Optimize Usage of Source Locations in Clang Modules
Introduction
Hi everyone! I am Ayokunle Amodu, joining the Compiler Research team as a CppAlliance Fellow for the 2026 cycle. I am an MLIR geek at heart. Most of my compiler work has lived in the middle end, progressive lowering. I love seeing how high-level structure survives a full lowering chain and still means something at the bottom.
This project is front-end territory, not my typical residence, but being a comp arch kid who has spent time with RISC-V assembly means a 32-bit space running out of room is a very familiar kind of problem. Working under Vassil Vassilev with real upstream review as the target is exactly the kind of opportunity I wanted.
The Problem
Clang tracks every position in source code as a 32-bit offset into a global address
space managed by SourceManager. That space is finite, and in large modular builds it
fills up faster than you would expect.

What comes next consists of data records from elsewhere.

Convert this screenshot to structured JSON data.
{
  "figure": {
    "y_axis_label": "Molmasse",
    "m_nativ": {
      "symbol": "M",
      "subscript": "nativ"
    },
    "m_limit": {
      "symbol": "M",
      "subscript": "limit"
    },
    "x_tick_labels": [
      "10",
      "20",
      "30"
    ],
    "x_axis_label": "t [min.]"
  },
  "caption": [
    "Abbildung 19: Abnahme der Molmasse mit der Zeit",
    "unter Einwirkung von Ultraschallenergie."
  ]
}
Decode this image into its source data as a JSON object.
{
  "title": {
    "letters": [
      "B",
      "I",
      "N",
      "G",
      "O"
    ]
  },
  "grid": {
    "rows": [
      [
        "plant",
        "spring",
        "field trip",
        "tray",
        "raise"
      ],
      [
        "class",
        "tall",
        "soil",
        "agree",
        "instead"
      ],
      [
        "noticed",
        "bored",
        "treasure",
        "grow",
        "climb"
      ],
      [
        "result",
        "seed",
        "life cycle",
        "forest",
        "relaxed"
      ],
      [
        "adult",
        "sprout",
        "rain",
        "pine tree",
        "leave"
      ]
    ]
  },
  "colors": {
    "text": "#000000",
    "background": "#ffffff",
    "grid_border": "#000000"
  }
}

The issue is not the size of the representation
itself. It is that when multiple modules include the same headers, Clang has no memory
of having already mapped those files and simply maps them again. The address space
grows with the number of modules rather than the number of unique files, and once it
runs out, the build fails.
The community looked seriously at widening SourceLocation to 64 bits to buy more
room, but the proposal did not land. The concern was legitimate: SourceLocation is
embedded across a huge number of AST nodes, so making it bigger raises memory usage
for every build, not just the ones actually hitting the limit. It is a global cost for
a problem that has a much more local cause.
The Approach
The core idea is to introduce deduplication at the point of allocation. Before assigning a new region for a module’s input files, we check whether those files have already been allocated and reuse the existing range if they have. This keeps the address space from growing proportionally with module count and lets it scale with unique content instead.
The work starts with a DenseMap-based prototype to validate the concept and confirm
the numbers move in the right direction. From there it extends to an
llvm::IntervalMap design that handles more complex scenarios, including cases where
different modules serialize different amounts of location data for the same file.
Alongside the implementation, the project covers diagnostic correctness, include-stack
reconstruction, and upstream patch preparation for LLVM review.
What We Hope to Achieve
If this works the way we expect, large modular builds that are currently approaching the limit will complete without exhaustion. Duplicated headers stop eating into the address space, diagnostics stay correct, and the fix is local enough that nothing else in the compiler has to change. The address space scales with unique content instead of module count.
Relevant Links
- LLVM Discourse: Revisiting 64-bit source locations
- LLVM Discourse: RFC: An opt-in CMake option for 64-bit Source Location
May the blessings of the Dragon be with us.